Uli Hoeness war trotz Niederlage mit dem Auftritt seiner Bayern in Dortmund zufrieden.
Bild: Getty

Auch nach der 2:3-Niederlage bei Borussia Dortmund wird Trainer Niko Kovac bei Bayern München der Rücken gestärkt. Viel mehr könnte es im Spielerkader bald zu grossen Veränderungen kommen.

Der Klassiker hielt, was er versprach. Dortmund fand am Samstag gegen Bayern zweimal nach einem Rückstand zurück ins Spiel und gewann eine Partie, an die man sich noch lange erinnern wird, am Ende nicht unverdient mit 3:2. Dank diesem Sieg hat das Team von Lucien Favre nun schon sieben Punkte Vorsprung auf die Bayern, die auf Platz 5 abgerutscht sind.

Um von einer Wachablösung im deutschen Fussball zu sprechen, ist es natürlich noch viel zu früh. Und trotz des ganzen Wirbels um den Rekordmeister aus München in den letzten Wochen, scheint man bei den Bayern – zumindest was das Sportliche angeht – nach wie vor ziemlich entspannt zu sein. «Die Bundesliga macht jetzt wieder richtig Spass», sagt etwa Präsident Uli Hoeness am Sonntag in der «Sky»-Sendung «Wontorra – der Fussball-Talk». Mit der Leistung seiner Mannschaft sei er trotz der Niederlage «mehr als zufrieden». Das Spiel habe gezeigt, «dass wir auf dem Weg zur alten Form sind».

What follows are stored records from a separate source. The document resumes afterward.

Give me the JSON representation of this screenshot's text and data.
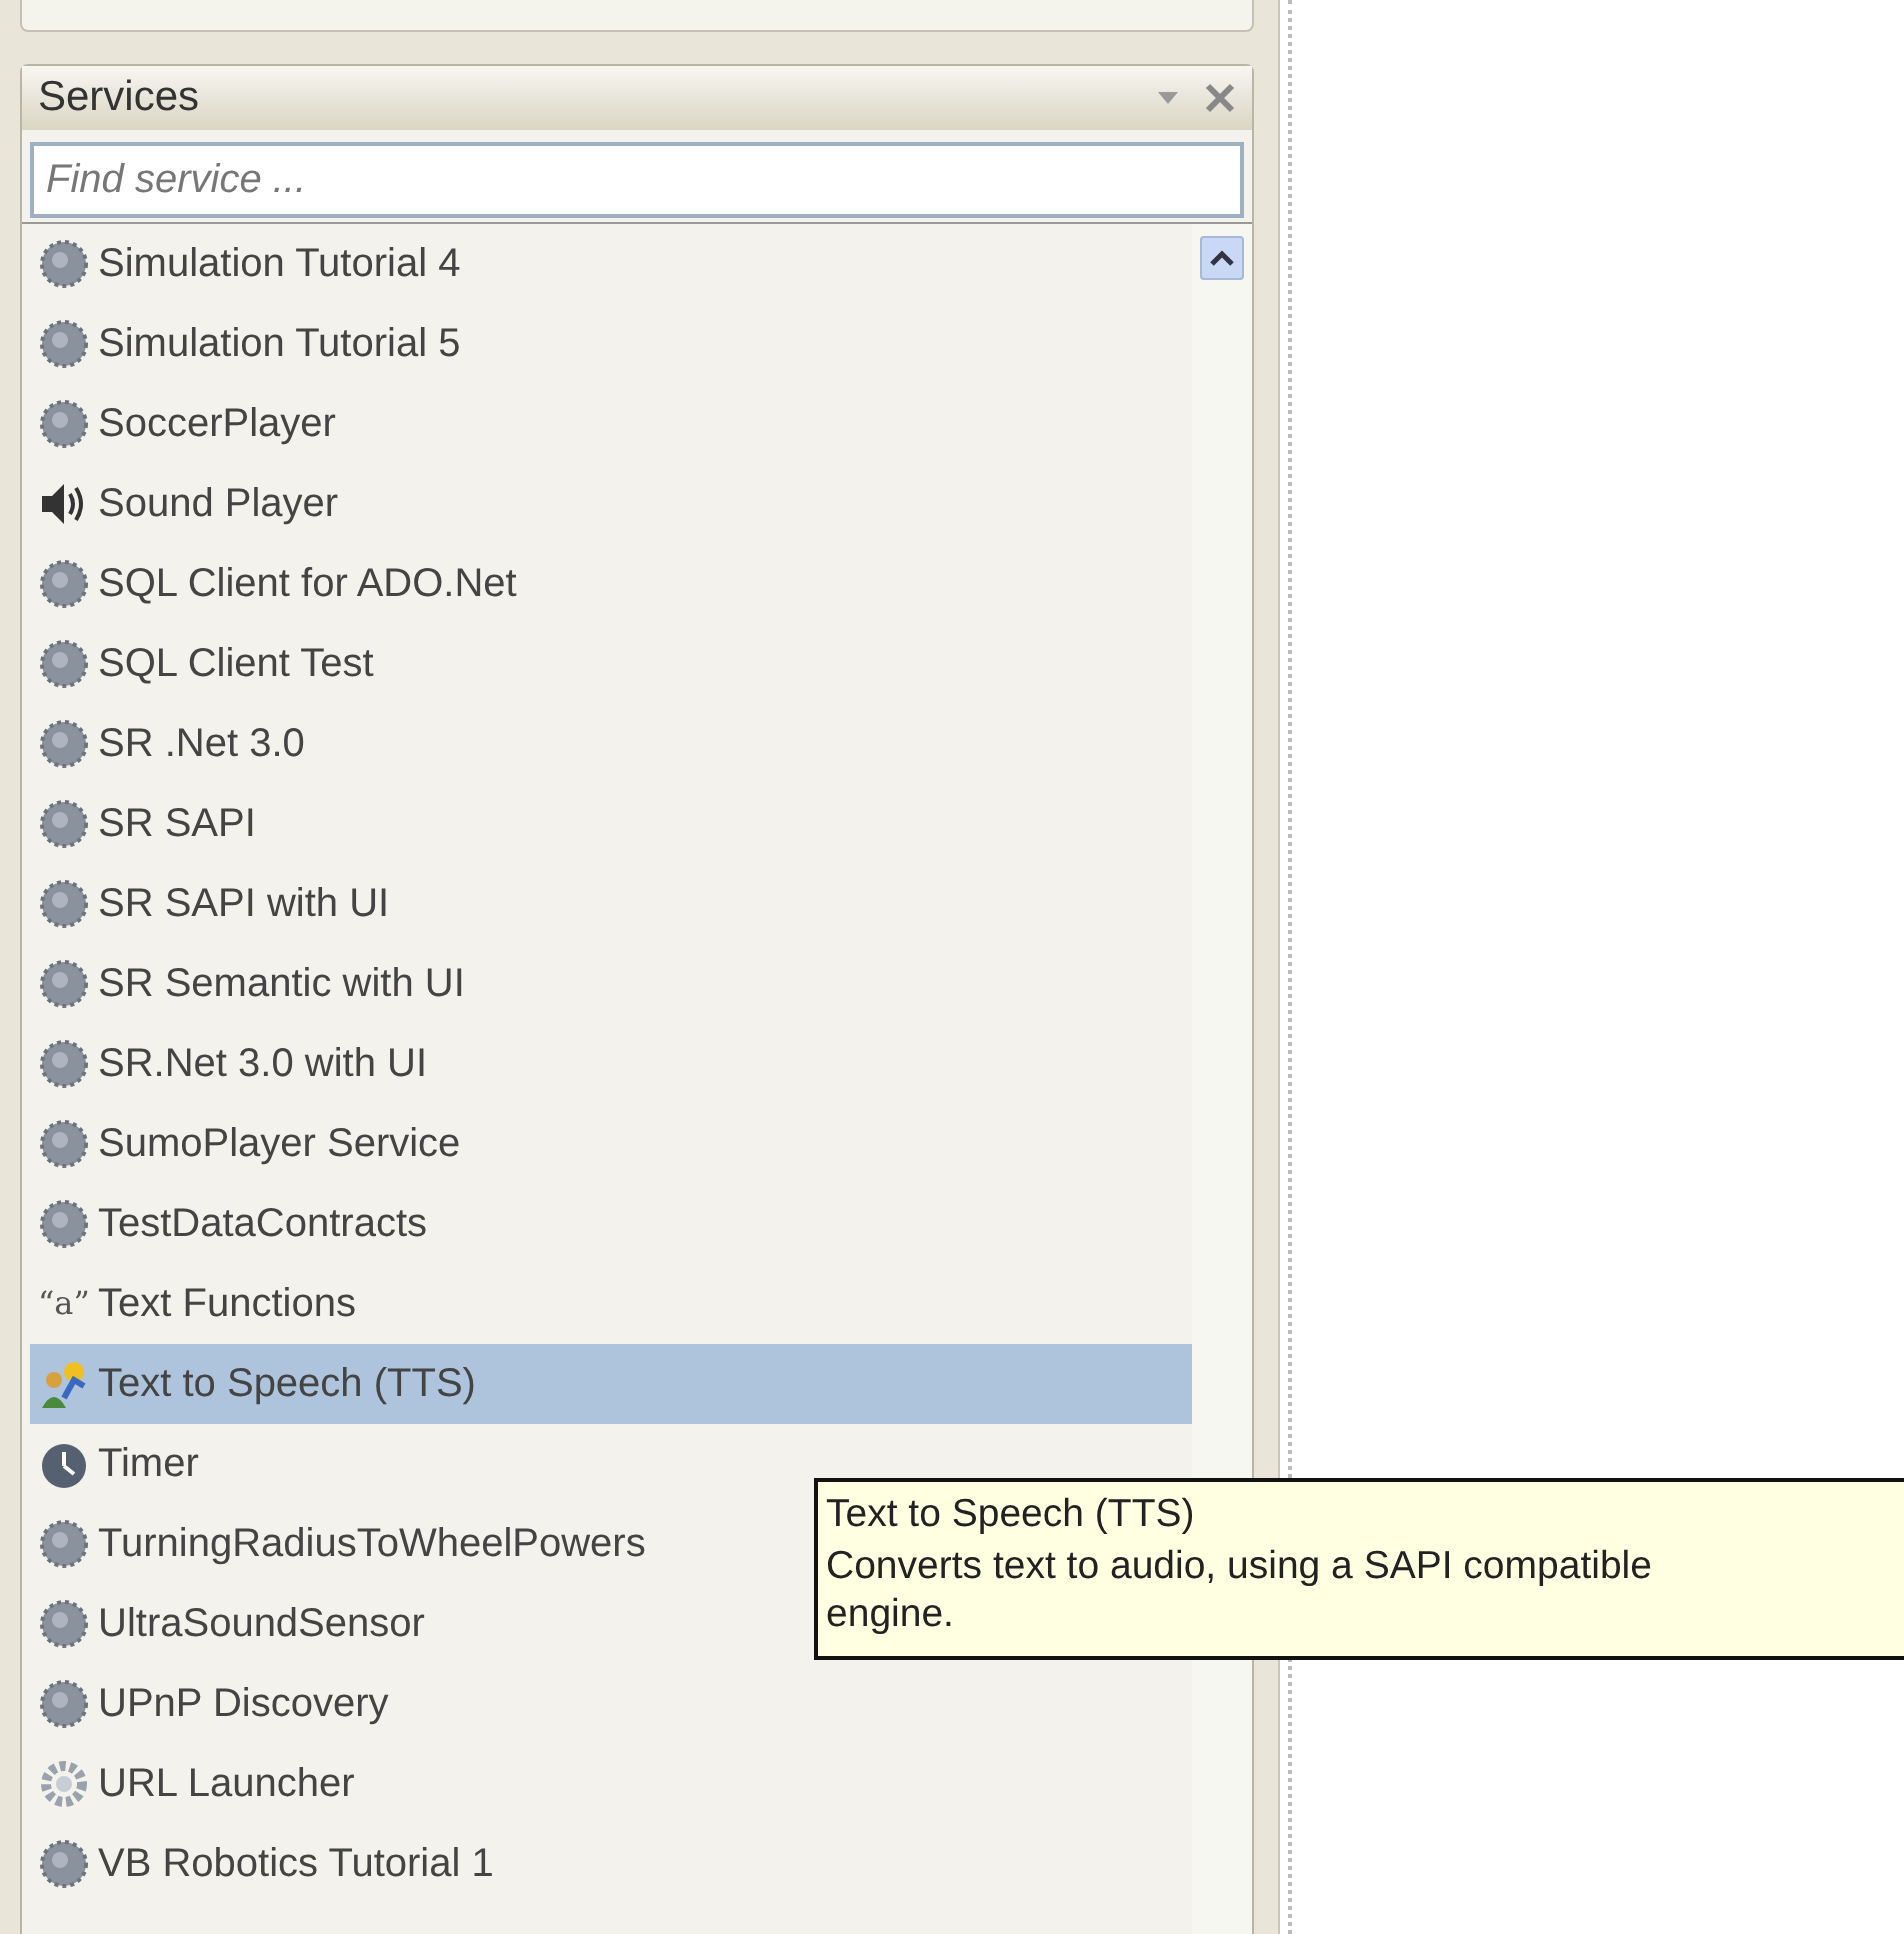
{
  "panel": {
    "title": "Services",
    "search": {
      "placeholder": "Find service ..."
    }
  },
  "services": [
    {
      "label": "Simulation Tutorial 4",
      "kind": "service",
      "selected": false
    },
    {
      "label": "Simulation Tutorial 5",
      "kind": "service",
      "selected": false
    },
    {
      "label": "SoccerPlayer",
      "kind": "service",
      "selected": false
    },
    {
      "label": "Sound Player",
      "kind": "sound",
      "selected": false
    },
    {
      "label": "SQL Client for ADO.Net",
      "kind": "service",
      "selected": false
    },
    {
      "label": "SQL Client Test",
      "kind": "service",
      "selected": false
    },
    {
      "label": "SR .Net 3.0",
      "kind": "service",
      "selected": false
    },
    {
      "label": "SR SAPI",
      "kind": "service",
      "selected": false
    },
    {
      "label": "SR SAPI with UI",
      "kind": "service",
      "selected": false
    },
    {
      "label": "SR Semantic with UI",
      "kind": "service",
      "selected": false
    },
    {
      "label": "SR.Net 3.0 with UI",
      "kind": "service",
      "selected": false
    },
    {
      "label": "SumoPlayer Service",
      "kind": "service",
      "selected": false
    },
    {
      "label": "TestDataContracts",
      "kind": "service",
      "selected": false
    },
    {
      "label": "Text Functions",
      "kind": "text",
      "icon_text": "“a”",
      "selected": false
    },
    {
      "label": "Text to Speech (TTS)",
      "kind": "tts",
      "selected": true
    },
    {
      "label": "Timer",
      "kind": "timer",
      "selected": false
    },
    {
      "label": "TurningRadiusToWheelPowers",
      "kind": "service",
      "selected": false
    },
    {
      "label": "UltraSoundSensor",
      "kind": "service",
      "selected": false
    },
    {
      "label": "UPnP Discovery",
      "kind": "service",
      "selected": false
    },
    {
      "label": "URL Launcher",
      "kind": "url",
      "selected": false
    },
    {
      "label": "VB Robotics Tutorial 1",
      "kind": "service",
      "selected": false
    }
  ],
  "tooltip": {
    "title": "Text to Speech (TTS)",
    "description": "Converts text to audio, using a SAPI compatible engine."
  }
}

Man werde bis zum letzten Spieltag alles versuchen, um die Meisterschaft zum siebten Mal in Folge nach München zu holen. Hoeness: «Jetzt ist die Situation, dass es wieder spannend ist. Wir haben immer gesagt, dass es einmal dazu kommen wird, dass wir nicht Meister werden. Aber wir werden die Meisterschaft bis zum Ende spannend halten.»

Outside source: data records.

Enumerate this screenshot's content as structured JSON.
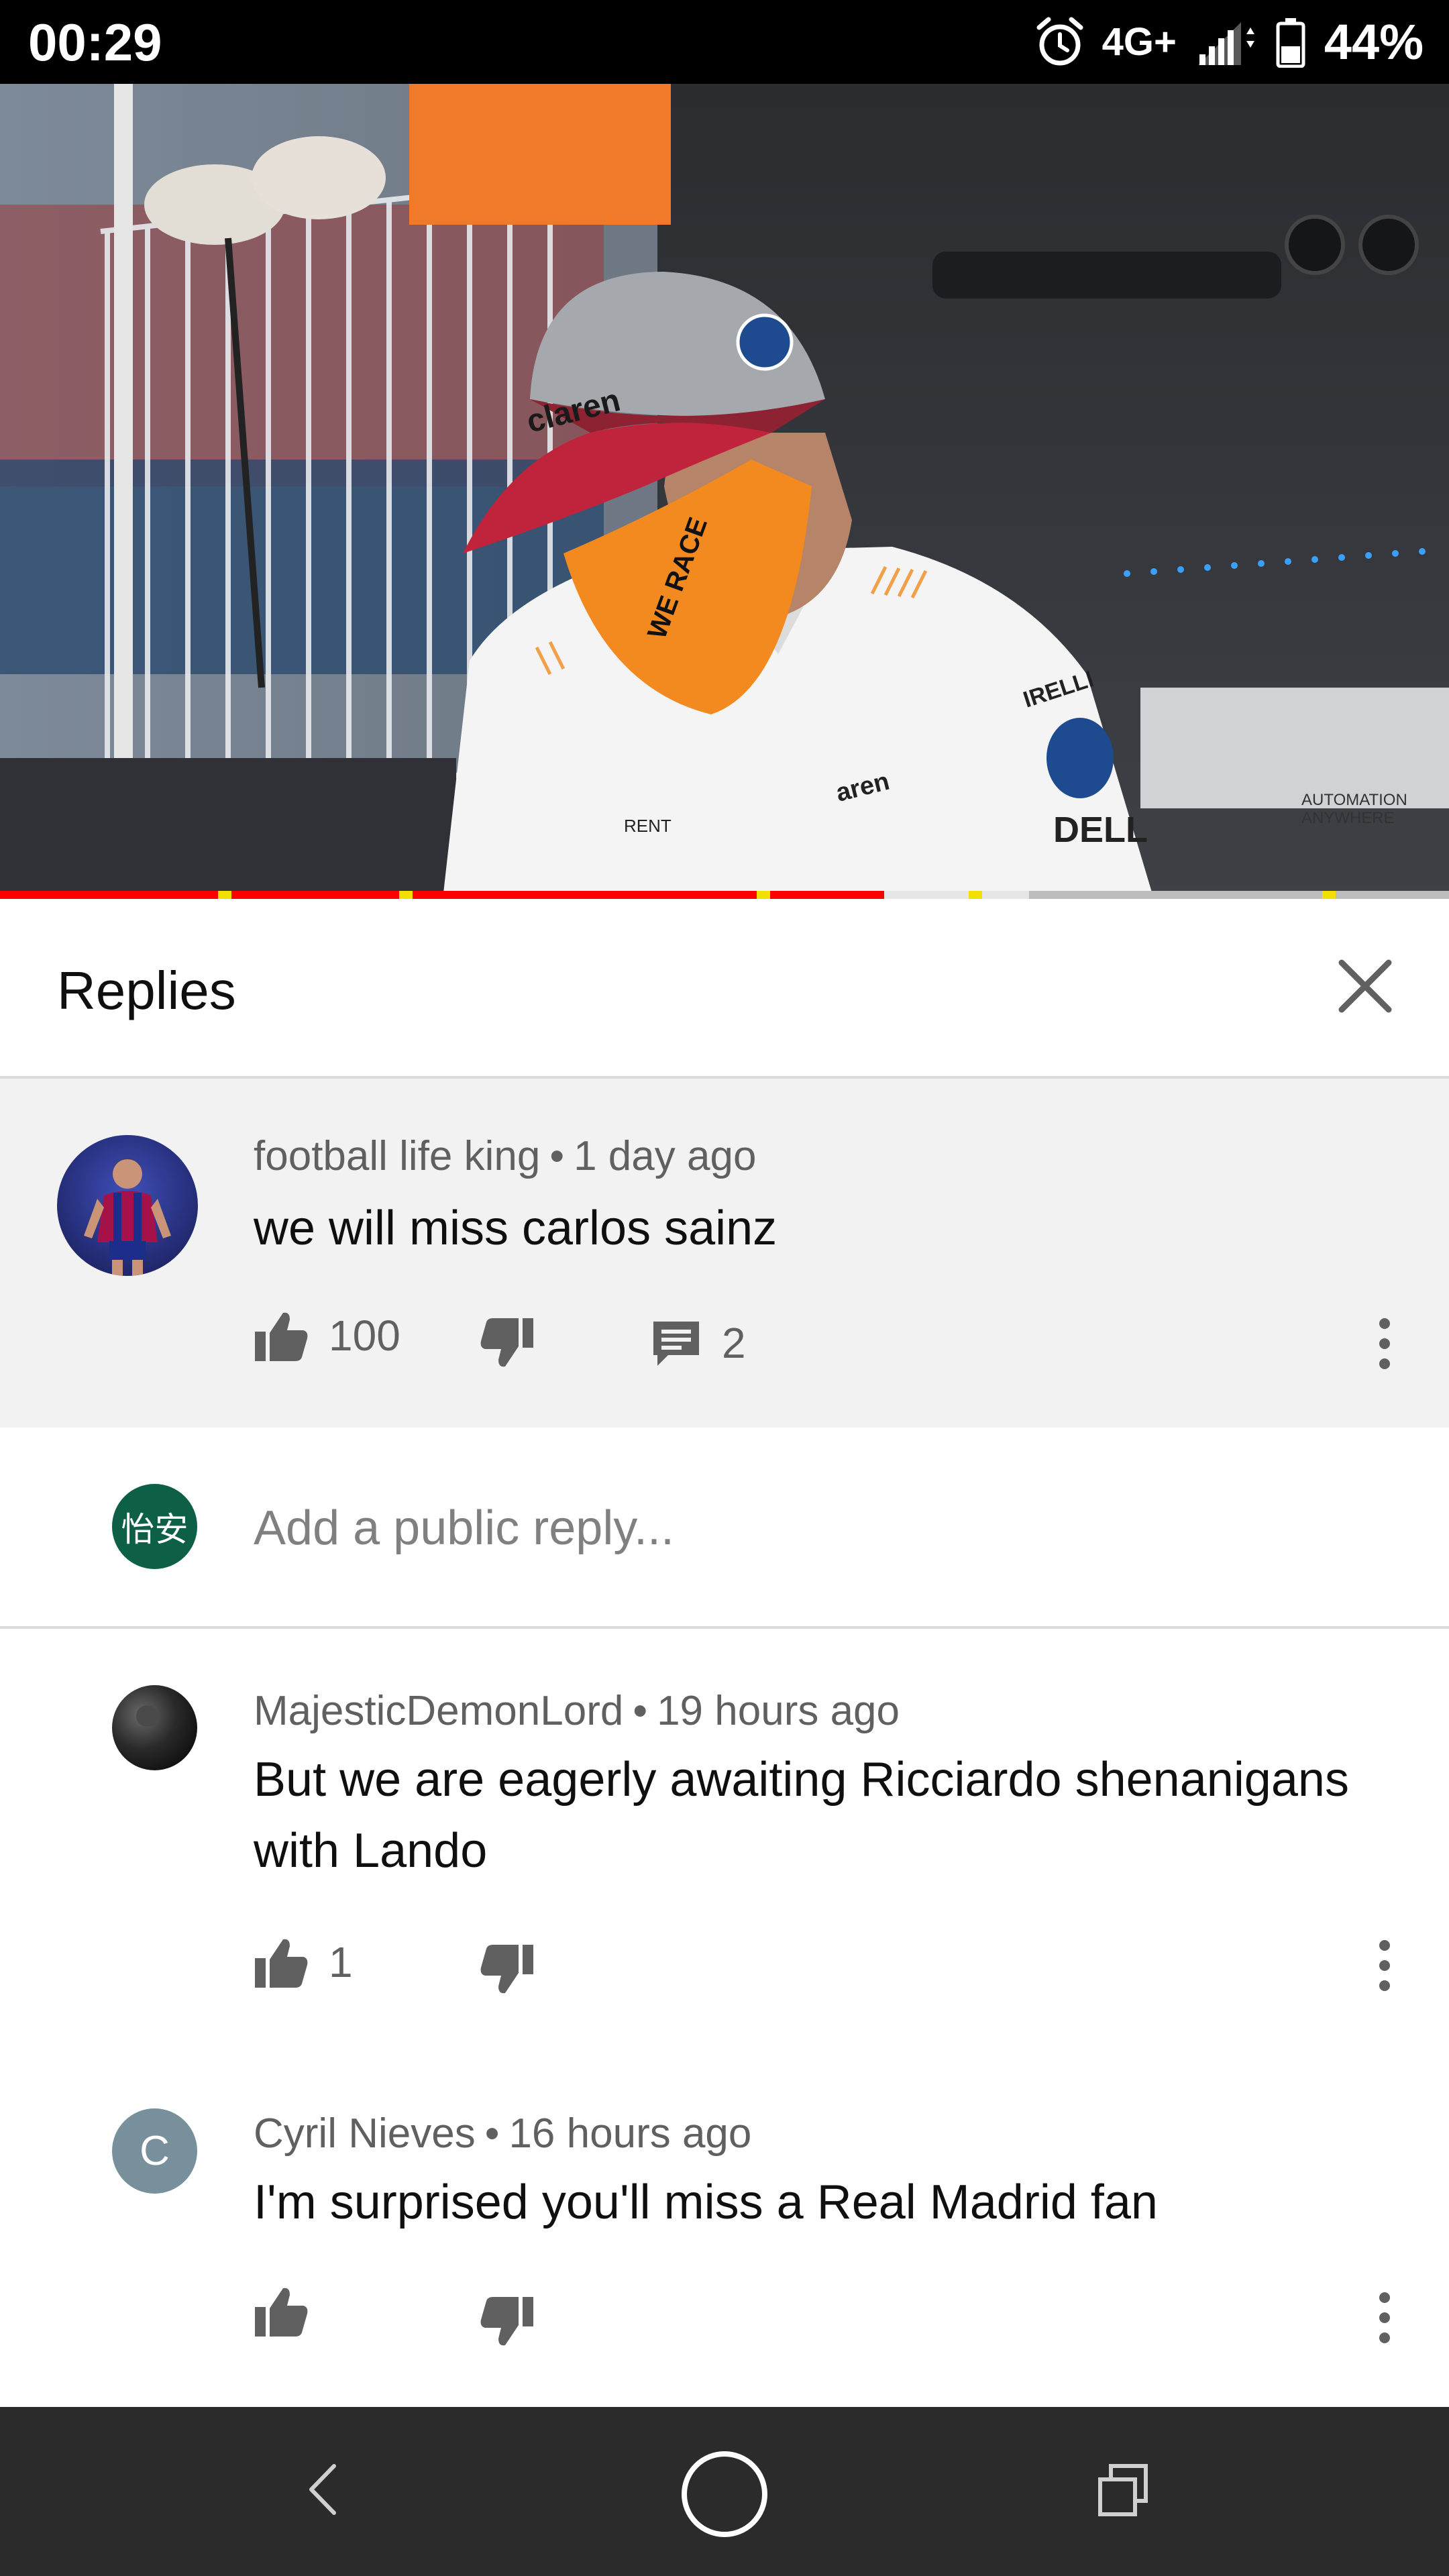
{
  "status_bar": {
    "time": "00:29",
    "network": "4G+",
    "battery": "44%",
    "icons": [
      "alarm-icon",
      "signal-icon",
      "battery-icon"
    ]
  },
  "video": {
    "progress_played_fraction": 0.61,
    "progress_buffered_fraction": 0.71,
    "chapter_markers_fraction": [
      0.155,
      0.28,
      0.527,
      0.673,
      0.917
    ]
  },
  "panel": {
    "title": "Replies",
    "close_icon": "close-icon"
  },
  "parent_comment": {
    "author": "football life king",
    "time": "1 day ago",
    "text": "we will miss carlos sainz",
    "likes": "100",
    "replies": "2"
  },
  "reply_box": {
    "user_initials": "怡安",
    "placeholder": "Add a public reply..."
  },
  "replies": [
    {
      "author": "MajesticDemonLord",
      "time": "19 hours ago",
      "text": "But we are eagerly awaiting Ricciardo shenanigans with Lando",
      "likes": "1"
    },
    {
      "author": "Cyril Nieves",
      "time": "16 hours ago",
      "text": "I'm surprised you'll miss a Real Madrid fan",
      "likes": "",
      "avatar_letter": "C"
    }
  ],
  "colors": {
    "accent_red": "#ff0000",
    "chapter_yellow": "#f2e000",
    "comment_bg": "#f2f2f2",
    "meta_gray": "#606060",
    "nav_bg": "#2b2b2b"
  }
}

Transfer-Offensive – aber erst im Sommer

Niko Kovac wird auch nach der neuerlichen Enttäuschung nicht angezählt. «Der Trainer steht bei uns überhaupt nicht infrage», sagt der Bayern-Präsident. Gedanken scheint er sich aber in der Kaderplanung zu machen. Kein Wunder: Fünf Spieler in der Bayern-Startelf vom Samstag haben ihr 30. Lebensjahr schon vollendet,  dazu kommen Mats Hummels und Thomas Müller, die auch nicht mehr lange 29 Jahre alt sind. Zum Vergleich: Dortmunds Start-Formation war im Schnitt erst 25 Jahre alt.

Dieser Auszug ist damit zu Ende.